2015-08-26

DENVER (AP) — Talk about higher learning. A Colorado county may create the world’s first public college scholarship program funded with marijuana money.

Pueblo County is considering a 5 percent excise tax on marijuana growers, with half the proceeds designated to a scholarship fund that boosters say would be the first of its kind.

County Commissioner Sal Pace, the sponsor of the tax measure, says it could produce a couple million dollars a year. The full commission will vote on his proposal next week, and if approved, voters would have to approve the excise tax in November before it would take effect.

“What the concept is, is to create the world’s first college scholarships funded by marijuana growers,” Pace said.

Fifty percent of the proposed excise tax would be divided among Pueblo County high school graduates who stay in the county for college.

Pace called his proposed pot scholarship a natural next step for marijuana legalization. The statewide pot-legalization measure specifically mentioned schools as a beneficiary of pot taxes.

“These are the type of promises folks expected when they approved” marijuana, Pace said.

Pace guessed the excise tax measure could produce a couple million dollars a year. It’s too soon to say how much each student would receive, though Pace guessed it might be about $500.

The fund would be limited for at least the first year to county residents that go on to college in the county, either at Pueblo Community College or Colorado State University-Pueblo. Currently that’s about 400 students.
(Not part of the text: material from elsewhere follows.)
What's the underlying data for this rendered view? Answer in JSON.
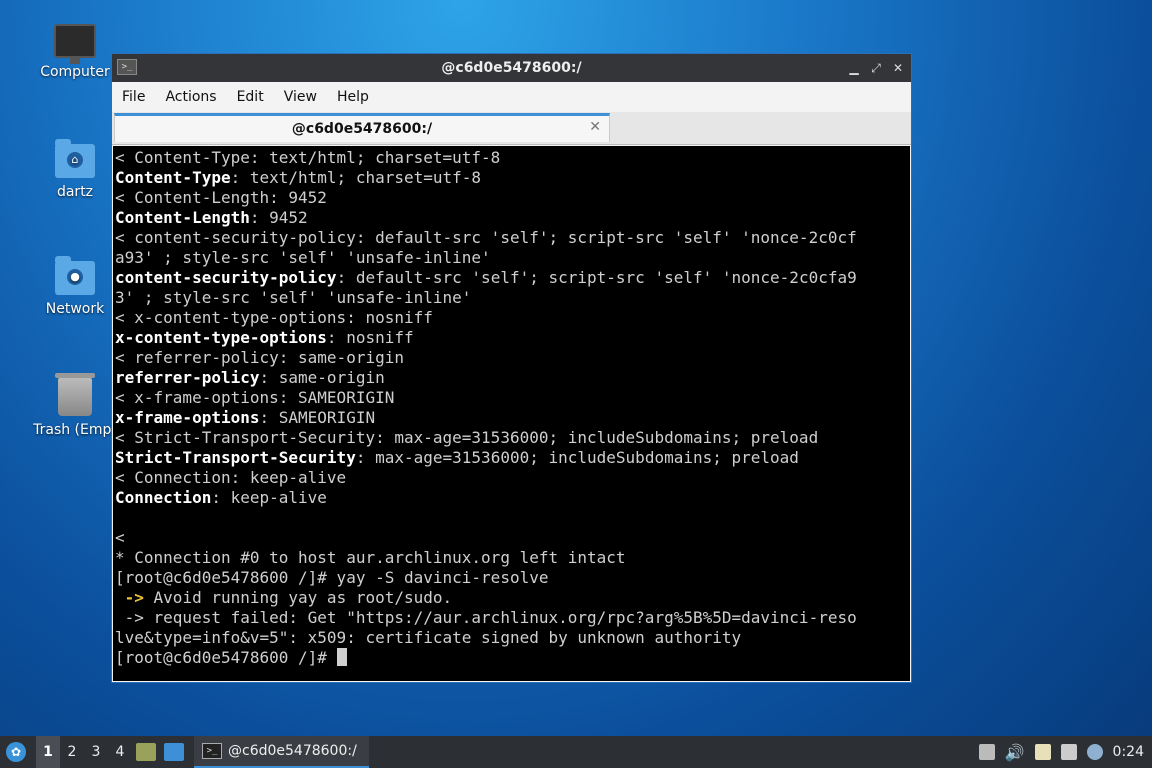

The other half of the proposed excise tax would be assigned to a long list of county capital improvements, such as spiffing up the streets around the Colorado State Fairgrounds located in town. The county list also includes repairing an elementary school playground and repairing bike trails at Pueblo Reservoir.

Pace didn’t worry that the excise tax — which would boost overall taxes on marijuana wholesalers to 20 percent — would chill the county’s booming pot-growing trade. Many growers in recent months have shifted production away from Denver-area warehouses, where real estate is pricier and indoor growing requires hefty electricity bills.

“It won’t be a tax that drives away producers,” Pace said. “Land is cheaper here, water is available, the sunshine is free and there’s an available workforce.”